One does not read very far on the official BLM website before encountering the term, “systemic racism.” BLM states, “The work is just beginning. We start by . . . holding the new president-elect . . . accountable to . . . campaign commitments of addressing systemic racism [emphasis added].” In another section of the website, BLM touts that “we disrupt the Western-prescribed nuclear family structure,” a traditional Marxist objective; thereby demonstrating BLM’s animus toward the West, including families, laws, and constitutions. So, when BLM or a BLM-informed entity speaks of systemic racism, one must conclude it refers to white-organized and -led institutions (the oppressors). Such institutions will always and forever be guilty of racism. It can be no accident that the terms systemic or structural racism used by BLM and other CRT/neo-Marxist based activists are the very ones that VMI’s antagonists are using.[5]

(If some readers view the terminology issue as no big deal, please be reminded that he who controls the language controls the culture; and that words mean things. In the history of U.S. military space, for example, the advance toward an independent space corps – now the U.S. Space Force – was hindered for years by the U.S. Air Force’s institutional use of the term and concept of “aerospace” as opposed to “air and space.”)

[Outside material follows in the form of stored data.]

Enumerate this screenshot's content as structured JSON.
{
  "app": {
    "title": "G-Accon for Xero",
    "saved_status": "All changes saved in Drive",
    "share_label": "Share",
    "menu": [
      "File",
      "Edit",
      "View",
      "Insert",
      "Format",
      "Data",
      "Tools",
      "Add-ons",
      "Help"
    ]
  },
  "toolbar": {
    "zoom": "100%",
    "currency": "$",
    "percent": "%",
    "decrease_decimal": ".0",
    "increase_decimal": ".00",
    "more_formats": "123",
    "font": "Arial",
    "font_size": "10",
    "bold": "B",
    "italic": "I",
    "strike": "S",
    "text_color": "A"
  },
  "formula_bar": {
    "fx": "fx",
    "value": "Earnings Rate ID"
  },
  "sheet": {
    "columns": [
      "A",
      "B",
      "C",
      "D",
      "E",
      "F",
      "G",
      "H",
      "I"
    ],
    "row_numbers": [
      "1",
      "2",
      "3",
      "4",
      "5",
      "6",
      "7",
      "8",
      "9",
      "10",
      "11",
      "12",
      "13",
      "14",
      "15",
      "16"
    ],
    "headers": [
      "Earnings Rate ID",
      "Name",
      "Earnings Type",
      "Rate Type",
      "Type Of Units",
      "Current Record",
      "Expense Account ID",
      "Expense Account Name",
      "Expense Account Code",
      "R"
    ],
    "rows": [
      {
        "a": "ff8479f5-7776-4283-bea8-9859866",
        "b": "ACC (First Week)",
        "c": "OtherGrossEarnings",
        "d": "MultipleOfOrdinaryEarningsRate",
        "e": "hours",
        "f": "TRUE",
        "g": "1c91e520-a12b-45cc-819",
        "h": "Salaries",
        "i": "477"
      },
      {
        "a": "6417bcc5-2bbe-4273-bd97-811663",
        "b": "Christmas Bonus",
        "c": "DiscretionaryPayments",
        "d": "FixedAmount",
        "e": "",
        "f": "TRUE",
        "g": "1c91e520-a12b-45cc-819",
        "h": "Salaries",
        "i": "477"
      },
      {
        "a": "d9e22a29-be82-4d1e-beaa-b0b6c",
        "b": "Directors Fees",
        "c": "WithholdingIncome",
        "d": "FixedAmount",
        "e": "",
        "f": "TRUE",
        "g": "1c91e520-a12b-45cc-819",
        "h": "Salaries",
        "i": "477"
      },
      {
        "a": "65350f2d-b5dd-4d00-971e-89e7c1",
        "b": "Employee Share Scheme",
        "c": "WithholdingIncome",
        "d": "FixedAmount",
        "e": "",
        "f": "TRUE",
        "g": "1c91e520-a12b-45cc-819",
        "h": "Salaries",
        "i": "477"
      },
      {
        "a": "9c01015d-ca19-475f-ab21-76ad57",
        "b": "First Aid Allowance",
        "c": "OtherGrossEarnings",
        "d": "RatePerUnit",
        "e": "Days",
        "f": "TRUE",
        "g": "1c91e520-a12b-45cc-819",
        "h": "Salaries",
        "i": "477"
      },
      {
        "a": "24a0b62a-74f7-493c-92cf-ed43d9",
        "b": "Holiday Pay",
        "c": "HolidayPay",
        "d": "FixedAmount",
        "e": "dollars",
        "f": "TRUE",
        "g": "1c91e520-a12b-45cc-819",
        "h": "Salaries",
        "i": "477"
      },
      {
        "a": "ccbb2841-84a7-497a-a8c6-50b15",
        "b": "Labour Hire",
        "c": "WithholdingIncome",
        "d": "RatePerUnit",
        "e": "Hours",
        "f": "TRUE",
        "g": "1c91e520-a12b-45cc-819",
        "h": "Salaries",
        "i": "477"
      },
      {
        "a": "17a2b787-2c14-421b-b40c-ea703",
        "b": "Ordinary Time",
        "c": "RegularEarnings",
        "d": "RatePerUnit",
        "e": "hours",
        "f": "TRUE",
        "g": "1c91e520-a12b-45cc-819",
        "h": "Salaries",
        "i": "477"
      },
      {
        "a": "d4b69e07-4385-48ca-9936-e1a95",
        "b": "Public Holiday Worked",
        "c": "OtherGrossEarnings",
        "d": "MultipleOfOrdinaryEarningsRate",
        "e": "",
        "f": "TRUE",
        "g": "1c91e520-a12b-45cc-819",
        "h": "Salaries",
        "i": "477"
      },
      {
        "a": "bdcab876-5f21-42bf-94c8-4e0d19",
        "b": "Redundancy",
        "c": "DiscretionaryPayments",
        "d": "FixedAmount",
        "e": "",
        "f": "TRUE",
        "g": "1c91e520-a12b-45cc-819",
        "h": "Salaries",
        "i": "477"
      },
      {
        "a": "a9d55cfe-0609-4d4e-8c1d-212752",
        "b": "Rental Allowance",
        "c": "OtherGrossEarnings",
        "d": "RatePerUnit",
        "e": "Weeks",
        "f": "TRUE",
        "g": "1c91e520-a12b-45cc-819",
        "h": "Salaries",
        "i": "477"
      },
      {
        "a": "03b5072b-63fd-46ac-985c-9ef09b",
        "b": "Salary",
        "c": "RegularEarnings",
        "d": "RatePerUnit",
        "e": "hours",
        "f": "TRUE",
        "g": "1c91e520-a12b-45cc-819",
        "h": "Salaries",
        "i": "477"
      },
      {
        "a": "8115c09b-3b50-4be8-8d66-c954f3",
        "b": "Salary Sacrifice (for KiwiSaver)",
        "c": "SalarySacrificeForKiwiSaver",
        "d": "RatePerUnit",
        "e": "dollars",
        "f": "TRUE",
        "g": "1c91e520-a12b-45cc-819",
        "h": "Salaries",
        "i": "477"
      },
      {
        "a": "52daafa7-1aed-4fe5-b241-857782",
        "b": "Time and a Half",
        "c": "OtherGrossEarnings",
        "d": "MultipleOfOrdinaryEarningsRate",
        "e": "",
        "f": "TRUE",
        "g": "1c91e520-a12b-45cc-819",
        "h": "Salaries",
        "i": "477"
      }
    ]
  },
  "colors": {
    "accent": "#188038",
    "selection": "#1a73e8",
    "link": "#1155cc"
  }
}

The VMI community, Virginians – indeed, Americans who care about the survival of their institutions – must reject completely the pernicious and poisonous concept of structural (systemic, institutional) racism under a neo-Marxist based definition. Otherwise, do not be surprised one day to find that not only has Stonewall’s statue been taken away; other institutions will necessarily follow, among them families, schools, businesses, and churches. If one of the most staunchly meritocratic, honor-bound, and – for decades – color-blind institutions in the country, the Virginia Military Institute, can be made to implement fundamental changes demanded by advocates of a neo-Marxist based ideology, all institutions are at risk.